The airline held our plane (like they had much of a choice -- we were a party of 30 traveling in a jet that looked to be carrying about 50) and we finally took off at 7 a.m. -- thirty minutes behind schedule. The day for the airline had just begun. Once on the ground in St. Louis we raced (literally) to make our connection where our injured freshman (who had dragged her leg once again, literally for half a mile) set off a security frenzy. The bulky black and metal brace strapped around Nette's right leg set off all kinds of sensors and drew a quick crowd of people. Fortunately, the commotion was placated by a wise and witty flight attendant who made the executive decision to let Nette board without a strip search. She reminded us all that people have an amazing capacity to make things better or worse simply by their reactions at each and every particular point in time.
We returned to Norman around noon and I returned phone calls and did interviews while unpacking and trying to convince my 5-year-old trooper, who had been up since 4:30 a.m., to take a nap. Later that evening, against my better judgment, she accompanied me to our men's home opener versus Central Connecticut. I tried to talk her into staying home -- to no avail. She'd been my shadow for three days straight. There was no way I was going to get to escape her exhaustion now.
We sat courtside, her little face barely peeking over the media table, as she quietly created priceless masterpieces all captioned "To MOM" and "Love, Chandler". Somewhere about the third jump ball she said, "Why in the world do they keep starting this game over? If they keep doing that we'll never get to go home." And it took about 10 seconds for my 30-year-old synapses to catch up to hers. In her short little life as a basketball connoisseur she's only seen a tossed ball jumped for one occasion -- the opening of a game. Here we were, the men competing under the experimental rule that says tie balls are to be "tipped" instead of being dictated by a possession arrow. And Chandler recognized it. One eye on her artwork, one eye on the game, and an awareness I only wish my players had.
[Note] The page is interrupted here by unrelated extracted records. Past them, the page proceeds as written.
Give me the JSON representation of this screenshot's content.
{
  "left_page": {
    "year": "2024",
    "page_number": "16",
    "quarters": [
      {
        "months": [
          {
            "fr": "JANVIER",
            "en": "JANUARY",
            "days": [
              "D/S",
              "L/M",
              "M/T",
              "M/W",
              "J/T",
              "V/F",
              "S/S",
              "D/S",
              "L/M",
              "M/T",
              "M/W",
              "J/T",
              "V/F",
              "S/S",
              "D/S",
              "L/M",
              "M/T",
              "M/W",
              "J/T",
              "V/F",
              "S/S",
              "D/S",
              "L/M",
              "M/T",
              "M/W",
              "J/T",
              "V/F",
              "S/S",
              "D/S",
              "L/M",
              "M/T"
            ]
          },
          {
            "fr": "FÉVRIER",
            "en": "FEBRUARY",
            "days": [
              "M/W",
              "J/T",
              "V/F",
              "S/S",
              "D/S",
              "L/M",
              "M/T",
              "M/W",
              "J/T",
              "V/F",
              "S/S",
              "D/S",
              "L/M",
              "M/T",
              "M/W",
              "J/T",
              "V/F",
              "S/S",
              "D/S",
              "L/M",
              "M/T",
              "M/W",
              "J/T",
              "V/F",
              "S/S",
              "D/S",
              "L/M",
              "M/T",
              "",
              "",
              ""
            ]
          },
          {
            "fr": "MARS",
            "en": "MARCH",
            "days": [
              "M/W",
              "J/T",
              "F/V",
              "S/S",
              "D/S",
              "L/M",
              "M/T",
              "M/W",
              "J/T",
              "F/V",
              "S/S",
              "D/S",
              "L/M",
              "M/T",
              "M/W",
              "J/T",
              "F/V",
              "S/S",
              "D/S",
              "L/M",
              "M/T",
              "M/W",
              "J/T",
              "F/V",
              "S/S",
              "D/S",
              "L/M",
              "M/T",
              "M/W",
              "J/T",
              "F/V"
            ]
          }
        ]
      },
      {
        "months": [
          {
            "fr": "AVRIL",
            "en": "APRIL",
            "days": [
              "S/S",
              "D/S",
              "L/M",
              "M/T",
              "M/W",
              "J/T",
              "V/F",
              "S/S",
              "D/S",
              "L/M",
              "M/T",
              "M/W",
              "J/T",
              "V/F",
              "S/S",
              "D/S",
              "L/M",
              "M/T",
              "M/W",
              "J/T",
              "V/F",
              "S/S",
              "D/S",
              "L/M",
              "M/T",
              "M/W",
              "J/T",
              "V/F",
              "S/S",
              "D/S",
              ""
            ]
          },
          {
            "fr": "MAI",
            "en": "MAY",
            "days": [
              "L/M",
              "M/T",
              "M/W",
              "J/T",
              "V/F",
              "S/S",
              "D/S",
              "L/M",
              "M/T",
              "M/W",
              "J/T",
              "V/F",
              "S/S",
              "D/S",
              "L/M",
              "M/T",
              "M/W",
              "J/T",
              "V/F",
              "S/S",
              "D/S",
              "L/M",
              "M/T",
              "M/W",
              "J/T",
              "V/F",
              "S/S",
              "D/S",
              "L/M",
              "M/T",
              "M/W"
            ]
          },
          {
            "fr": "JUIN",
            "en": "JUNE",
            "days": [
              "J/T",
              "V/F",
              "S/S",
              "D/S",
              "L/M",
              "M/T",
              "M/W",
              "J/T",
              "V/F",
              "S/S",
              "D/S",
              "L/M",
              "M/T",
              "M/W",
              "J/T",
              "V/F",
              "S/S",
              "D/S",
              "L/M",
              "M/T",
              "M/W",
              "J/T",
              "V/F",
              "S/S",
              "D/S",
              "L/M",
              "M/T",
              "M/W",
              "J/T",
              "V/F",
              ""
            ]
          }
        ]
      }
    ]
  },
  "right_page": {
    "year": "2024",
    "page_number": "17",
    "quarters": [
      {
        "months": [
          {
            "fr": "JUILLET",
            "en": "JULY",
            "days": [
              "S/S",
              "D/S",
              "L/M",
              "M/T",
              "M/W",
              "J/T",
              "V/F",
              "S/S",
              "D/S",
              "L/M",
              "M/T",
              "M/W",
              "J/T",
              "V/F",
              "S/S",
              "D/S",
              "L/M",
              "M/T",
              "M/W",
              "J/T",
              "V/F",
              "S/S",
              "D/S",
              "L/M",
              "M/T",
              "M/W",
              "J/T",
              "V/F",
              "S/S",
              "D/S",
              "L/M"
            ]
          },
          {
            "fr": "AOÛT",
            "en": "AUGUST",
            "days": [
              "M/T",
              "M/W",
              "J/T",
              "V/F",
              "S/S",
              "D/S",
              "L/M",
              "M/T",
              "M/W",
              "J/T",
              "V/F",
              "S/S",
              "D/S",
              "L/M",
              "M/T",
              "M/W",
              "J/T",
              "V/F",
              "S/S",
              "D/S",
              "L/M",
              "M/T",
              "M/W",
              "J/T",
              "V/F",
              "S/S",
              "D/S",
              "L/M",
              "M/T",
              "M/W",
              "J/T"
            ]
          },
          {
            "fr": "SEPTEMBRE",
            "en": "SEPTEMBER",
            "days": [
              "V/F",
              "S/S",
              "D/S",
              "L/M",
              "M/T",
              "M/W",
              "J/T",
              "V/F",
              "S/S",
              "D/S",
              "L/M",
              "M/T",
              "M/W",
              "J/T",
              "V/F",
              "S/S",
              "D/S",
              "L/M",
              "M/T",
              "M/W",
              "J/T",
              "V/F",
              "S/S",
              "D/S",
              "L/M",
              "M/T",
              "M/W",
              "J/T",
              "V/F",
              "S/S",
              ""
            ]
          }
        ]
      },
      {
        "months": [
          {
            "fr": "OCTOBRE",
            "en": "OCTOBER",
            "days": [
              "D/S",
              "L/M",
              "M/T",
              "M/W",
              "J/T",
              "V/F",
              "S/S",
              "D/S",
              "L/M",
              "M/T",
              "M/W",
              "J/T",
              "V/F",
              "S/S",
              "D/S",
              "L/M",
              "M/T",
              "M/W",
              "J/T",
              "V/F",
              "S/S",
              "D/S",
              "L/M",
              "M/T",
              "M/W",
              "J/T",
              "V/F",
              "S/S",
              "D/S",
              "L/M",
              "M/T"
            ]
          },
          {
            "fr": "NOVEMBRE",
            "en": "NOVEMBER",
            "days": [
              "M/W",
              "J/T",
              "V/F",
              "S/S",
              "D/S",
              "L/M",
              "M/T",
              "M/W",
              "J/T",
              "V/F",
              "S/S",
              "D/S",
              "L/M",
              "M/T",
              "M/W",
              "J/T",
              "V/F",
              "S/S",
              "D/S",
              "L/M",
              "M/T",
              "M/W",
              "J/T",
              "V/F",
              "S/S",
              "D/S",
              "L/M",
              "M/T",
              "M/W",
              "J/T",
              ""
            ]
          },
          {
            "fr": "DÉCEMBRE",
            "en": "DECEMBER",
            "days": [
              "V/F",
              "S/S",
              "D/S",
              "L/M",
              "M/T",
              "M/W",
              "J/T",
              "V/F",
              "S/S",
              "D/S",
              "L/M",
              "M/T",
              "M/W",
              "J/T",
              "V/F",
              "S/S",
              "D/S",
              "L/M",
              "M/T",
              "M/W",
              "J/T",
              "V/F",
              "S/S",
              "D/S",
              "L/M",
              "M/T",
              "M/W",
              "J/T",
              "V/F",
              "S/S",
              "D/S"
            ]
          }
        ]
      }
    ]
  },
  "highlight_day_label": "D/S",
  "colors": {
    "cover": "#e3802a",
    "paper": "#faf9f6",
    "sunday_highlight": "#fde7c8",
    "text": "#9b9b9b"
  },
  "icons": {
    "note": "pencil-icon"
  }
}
Only minutes later she was snoozing in my lap. Only a coach's kid can do that. As I strapped her into the back seat of the car (after lugging her across the court, up the tunnel, around the concourse, down the stairs and through the parking lot...mothers have an amazing spinal capacity), I couldn't help but think how coaches' kids see things just a little differently. Chandler spilled her cereal in the living room floor last week and yelled, "Turnover!" Colton (my nine year old who is all about offensive spacing), told me after practice last week that he didn't think we blocked out as well as we used to. You know what? I wrote it down. I think he was right. My kids have no routine (unless you count the Wed-Sat rhythm of Big XII play); their favorite food is popcorn; and at least one night a week they fall asleep on the way home from the gym and therefore go to bed without brushing their teeth. But they have an awesome life. They have fifteen sisters and more "aunts and uncles" than any children I know.
So we head to San Antonio tomorrow for our fourth and fifth consecutive road games and Thanksgiving Dinner on the Riverwalk. I go knowing I have more than my fair share for which to be thankful. And I go with high hopes for our team that is learning and growing and changing almost as fast as my children. Our team has a collective conscience that's refreshing. The doors and the windows stay pretty wide open. There's a lot of vulnerability floating around our locker room. I like that. It means we care enough to risk trying to be really good.